While SCOTUS is Considering the “Fraud-on-the-Market” Presumption, the Oregon Supreme Court Weighs In.
The Oregon Supreme Court recently ruled that securities fraud claims made under Oregon securities law require a showing of reliance, but that reliance can be established through an assertion of “fraud-on-the-market.” The Court then remanded to consider the constitutional questionsof whether misstatements must be made knowingly. The case follows on the heels of the U.S. Supreme Court’s consideration of the fraud-on-the-market presumption under federal securities laws in Amgen Inc. v. Conn. Retirement Plans & Trust Funds. That case had oral argument on November 5, 2012; an opinion is pending.

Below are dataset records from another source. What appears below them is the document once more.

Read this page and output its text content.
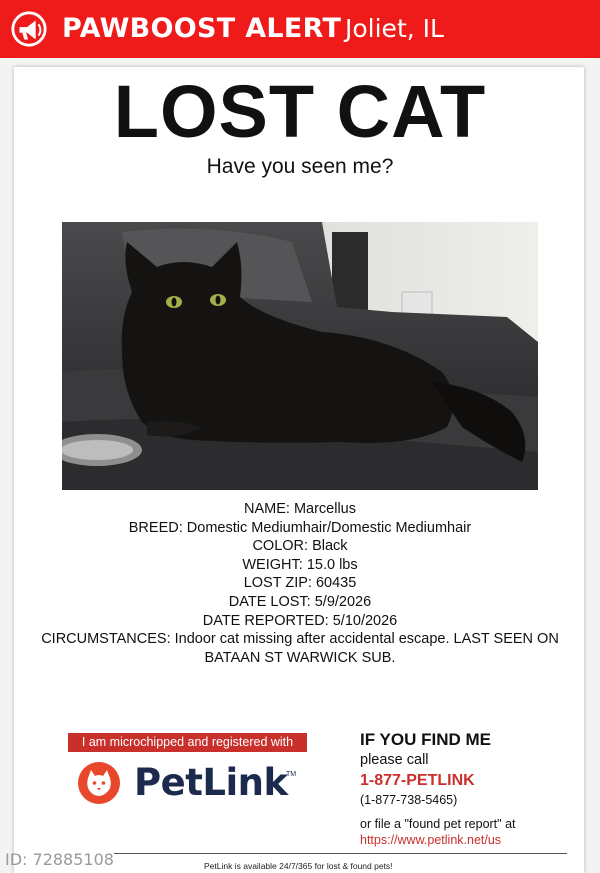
PAWBOOST ALERT Joliet, IL
LOST CAT
Have you seen me?
NAME: Marcellus
BREED: Domestic Mediumhair/Domestic Mediumhair
COLOR: Black
WEIGHT: 15.0 lbs
LOST ZIP: 60435
DATE LOST: 5/9/2026
DATE REPORTED: 5/10/2026
CIRCUMSTANCES: Indoor cat missing after accidental escape. LAST SEEN ON BATAAN ST WARWICK SUB.
I am microchipped and registered with
PetLink
TM
IF YOU FIND ME
please call
1-877-PETLINK
(1-877-738-5465)
or file a "found pet report" at
https://www.petlink.net/us
PetLink is available 24/7/365 for lost & found pets!
ID: 72885108
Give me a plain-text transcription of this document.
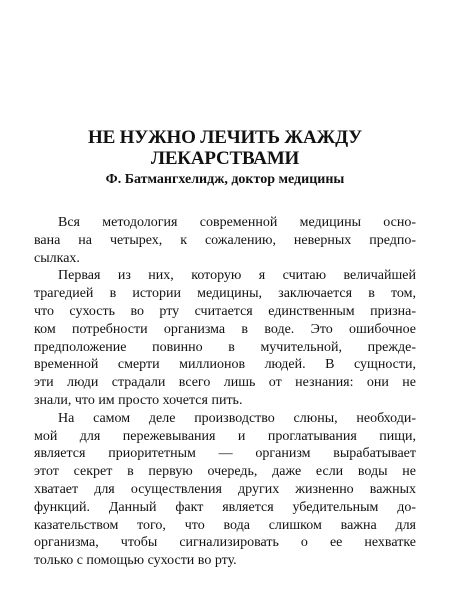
НЕ НУЖНО ЛЕЧИТЬ ЖАЖДУ
ЛЕКАРСТВАМИ
Ф. Батмангхелидж, доктор медицины
Вся методология современной медицины осно-
вана на четырех, к сожалению, неверных предпо-
сылках.
Первая из них, которую я считаю величайшей
трагедией в истории медицины, заключается в том,
что сухость во рту считается единственным призна-
ком потребности организма в воде. Это ошибочное
предположение повинно в мучительной, прежде-
временной смерти миллионов людей. В сущности,
эти люди страдали всего лишь от незнания: они не
знали, что им просто хочется пить.
На самом деле производство слюны, необходи-
мой для пережевывания и проглатывания пищи,
является приоритетным — организм вырабатывает
этот секрет в первую очередь, даже если воды не
хватает для осуществления других жизненно важных
функций. Данный факт является убедительным до-
казательством того, что вода слишком важна для
организма, чтобы сигнализировать о ее нехватке
только с помощью сухости во рту.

In the Oregon Case, the Oregon Public Employee Retirement fund purchased fifteen million dollars of stock in Marsh & McLennan Companies Inc. (MMC) between 2003 and 2004. The state asserted that it lost ten million dollars on the value of the purchased stock because of false and misleading statements made by MMC. Traditionally, reliance in fraud cases is satisfied only when a buyer directly relies on the misstatements of the seller- as in a physical exchange in the marketplace. Following Basic Inc. v. Levinson, however, the Supreme Court granted a presumption of reliance for “fraud-on-the-market” when a buyer does not rely directly on the misstatements, but rather relied on a stock price traded on an open and efficient market as reflecting the true value of the company. Thus, were it not for the fraudulent misstatements, the stock price would have accurately reflected the value of the security and the sale would not have transpired.
In this case, the state conceded that it had no reason to know of the misstatements made by MMC, and had it known, it would not have purchased the stock. The trial and appellate courts both affirmed the need to prove reliance in securities fraud claims, but rejected the “fraud-on-the-market” presumption for establishing reliance. The appeal challenged the need for reliance under Oregon Securities Law, and in the alternative, whether reliance could be established by “fraud-on-the-market.”

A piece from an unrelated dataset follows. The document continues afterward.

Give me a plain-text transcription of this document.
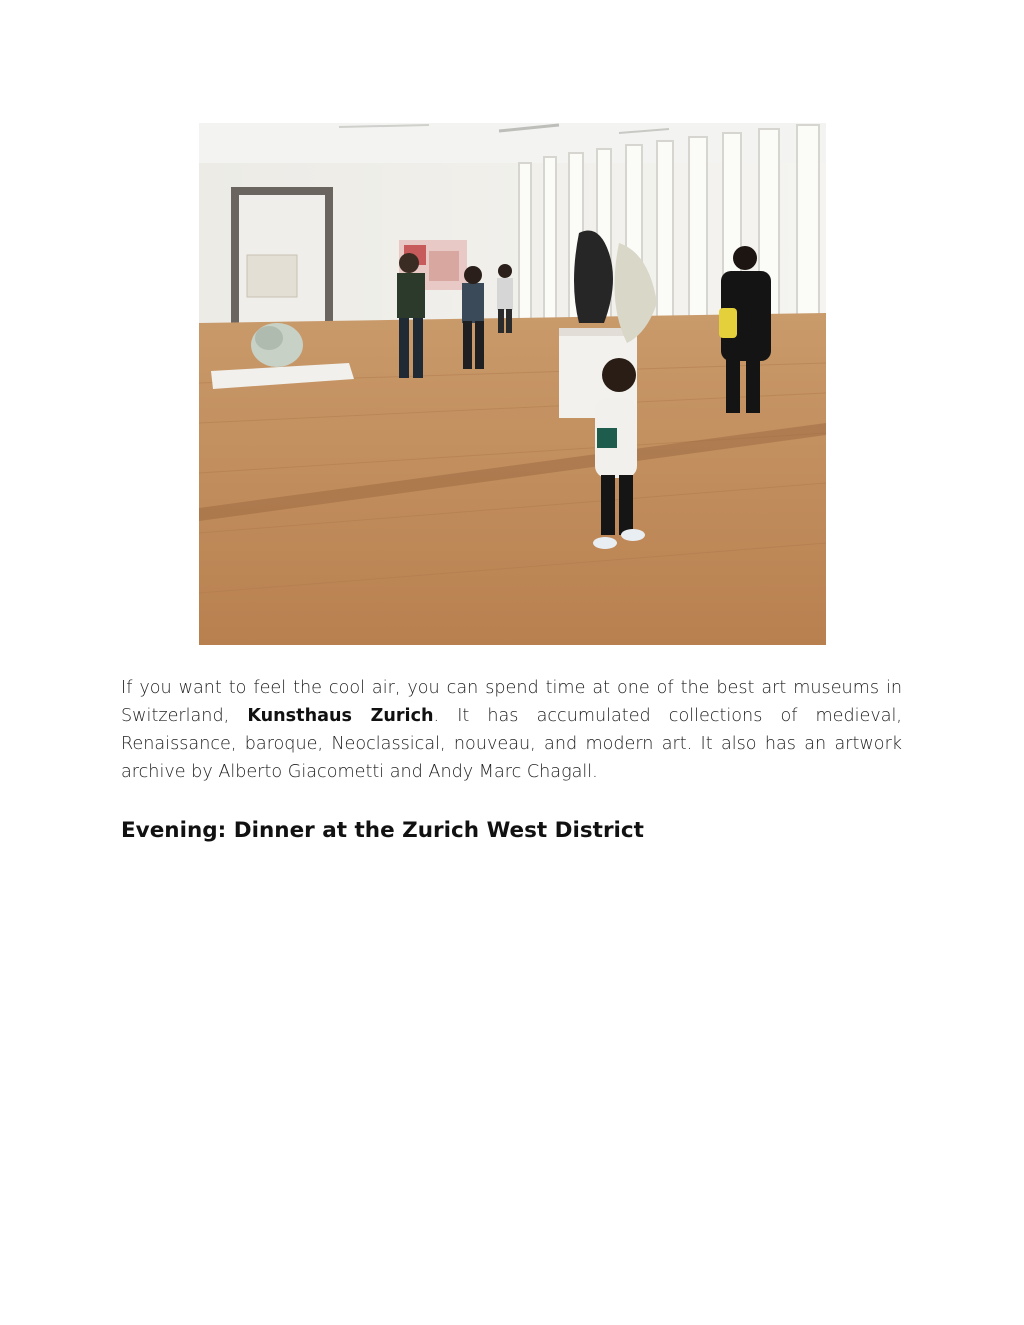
If you want to feel the cool air, you can spend time at one of the best art museums in Switzerland, Kunsthaus Zurich. It has accumulated collections of medieval, Renaissance, baroque, Neoclassical, nouveau, and modern art. It also has an artwork archive by Alberto Giacometti and Andy Marc Chagall.

Evening: Dinner at the Zurich West District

The court held that reliance was a necessary element to prove causation. Fraud exists only if a seller made a misstatement, the purchaser of a security suffered a harm (in this case lost stock value), and the harm was caused by the misrepresentations of the seller. Causation establishes that the specific misrepresentations, and not some other factors, contributed to the buyer’s harm. In the Court’s view, the causal link is the reliance that must be proven in other fraud cases. Though other state statutes do not directly establish a reliance requirement, the Court dismissed these points as unpersuasive and inconsistent with the legislative intent of the securities fraud statute.
Legislative intent also formed the basis for allowing “fraud-on-the-market” as a rebuttable presumption of reliance. The Court consulted the transcript from the floor debate of the bill establishing the law. The court stated that the bill was passed in 2003 in an effort to bring the law of Oregon into accord with the federal securities law. Following past precedent, when the state adopts a statute from another jurisdiction, it applies the highest rulings on the statute within that jurisdiction. In this case, Basic Inc. is folded into the interpretation of Oregon Securities Law allowing for “fraud-on-the-market” claims.